Mayors Against Illegal Guns, the group started by Bloomberg, will hold a rally tomorrow on the grounds of the U.S. Capitol to support background check legislation.
Pat Lynch’s powerhouse lobbying firm laid off several staffers, including two in Albany – Lisa Reid and Zach Hutchins, who worked for the firm’s communications operation.
Austin Shafran, a former Cuomo aide and Senate Democratic spokesman, conceded his Queens County race to Paul Vallone.
Buffalo and other poorer cities will soon experience the sharpest cuts ever in the food stamp program if House Republicans get their way – and upstate food producers and advocates for the poor are equally upset about it.
The New York family that controls the Empire State Building is about to launch the formal marketing process to sell the building, in what would be one of the largest real-estate initial public offerings and the end of a colorful era for the storied skyscraper.

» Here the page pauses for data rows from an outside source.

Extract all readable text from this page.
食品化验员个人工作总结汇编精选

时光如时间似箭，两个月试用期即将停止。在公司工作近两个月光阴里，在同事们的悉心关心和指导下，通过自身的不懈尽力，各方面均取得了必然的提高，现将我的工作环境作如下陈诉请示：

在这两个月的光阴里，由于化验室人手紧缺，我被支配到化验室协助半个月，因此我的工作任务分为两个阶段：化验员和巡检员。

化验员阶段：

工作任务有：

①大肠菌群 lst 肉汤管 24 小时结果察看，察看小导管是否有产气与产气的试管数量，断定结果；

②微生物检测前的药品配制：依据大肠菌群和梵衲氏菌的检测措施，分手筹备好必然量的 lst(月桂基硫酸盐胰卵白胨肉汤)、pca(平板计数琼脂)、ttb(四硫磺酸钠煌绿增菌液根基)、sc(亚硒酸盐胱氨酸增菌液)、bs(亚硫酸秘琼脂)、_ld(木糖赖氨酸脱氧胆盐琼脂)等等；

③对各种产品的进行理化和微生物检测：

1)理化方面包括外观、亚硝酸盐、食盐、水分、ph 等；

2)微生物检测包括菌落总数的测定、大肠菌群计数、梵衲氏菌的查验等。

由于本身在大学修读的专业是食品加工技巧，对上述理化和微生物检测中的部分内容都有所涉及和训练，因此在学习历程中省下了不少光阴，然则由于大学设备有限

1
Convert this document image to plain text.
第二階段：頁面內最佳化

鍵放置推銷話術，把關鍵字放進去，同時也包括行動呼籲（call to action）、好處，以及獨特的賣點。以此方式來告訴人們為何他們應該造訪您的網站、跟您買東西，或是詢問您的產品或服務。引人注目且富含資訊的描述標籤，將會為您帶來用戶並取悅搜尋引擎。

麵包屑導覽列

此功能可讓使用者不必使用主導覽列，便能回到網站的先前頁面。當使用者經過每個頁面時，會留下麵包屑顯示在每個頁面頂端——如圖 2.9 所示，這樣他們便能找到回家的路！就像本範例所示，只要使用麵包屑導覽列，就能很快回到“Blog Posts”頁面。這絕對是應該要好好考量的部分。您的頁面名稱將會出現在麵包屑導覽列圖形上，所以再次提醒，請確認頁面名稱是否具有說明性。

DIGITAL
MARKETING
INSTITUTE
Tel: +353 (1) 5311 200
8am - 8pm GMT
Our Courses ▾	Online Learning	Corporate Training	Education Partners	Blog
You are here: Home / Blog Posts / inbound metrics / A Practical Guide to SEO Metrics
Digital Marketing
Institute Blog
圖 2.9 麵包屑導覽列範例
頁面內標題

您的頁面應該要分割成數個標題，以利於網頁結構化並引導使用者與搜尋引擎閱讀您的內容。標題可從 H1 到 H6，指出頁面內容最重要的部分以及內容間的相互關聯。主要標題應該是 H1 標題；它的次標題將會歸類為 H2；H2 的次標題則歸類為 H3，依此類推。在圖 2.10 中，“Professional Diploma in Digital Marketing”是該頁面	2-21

With New York City’s homeless population in shelters at a record high of 50,000, a growing number of people living there are actually working – sometimes more than one job – but still can’t afford a place of their own.
State Comptroller Tom DiNapoli proudly boasted he’s made more than $1.60 for every dollar spent in an investment area that’s been bulked up since he took office in 2007: buying stakes in New York companies, including 13 in the Capital Region.
Assemblyman Thomas Abinanti, a Westchester Democrat, says the state has overstepped its authority by telling the pet cemeteries they could not charge a fee to inter the cremated remains of human pet owners.
The federal judge who ordered changes to the NYPD’s stop-and-frisk strategy has declined the Bloomberg administration’s request to delay them pending appeal.
Hillary Clinton sat down with New York Magazine’s Joe Hagan for her first major interview since leaving the State Department. The resulting article is expected to be published Monday – e first day of the annual Clinton Global Initiative meeting in New York.
Wi-Fi and cell service could be coming to the NYC subway system.
After losing last week’s Democratic primary, Rochester Mayor Tom Richards bowed out of the general election, opting not to continue running on two minor party lines.
Nassau County Executive Edward Mangano, who is seeking re-election this fall, has proposed a $2.79 billion budget for next year that holds spending flat and property taxes level.
The state Board of Regents gave final approval to a rule change easing the requirement that districts provide extra help to all students who failed the state’s math and English language arts tests.
The fracking industry could be adding to the litany of woes in flooded out parts of Colorado.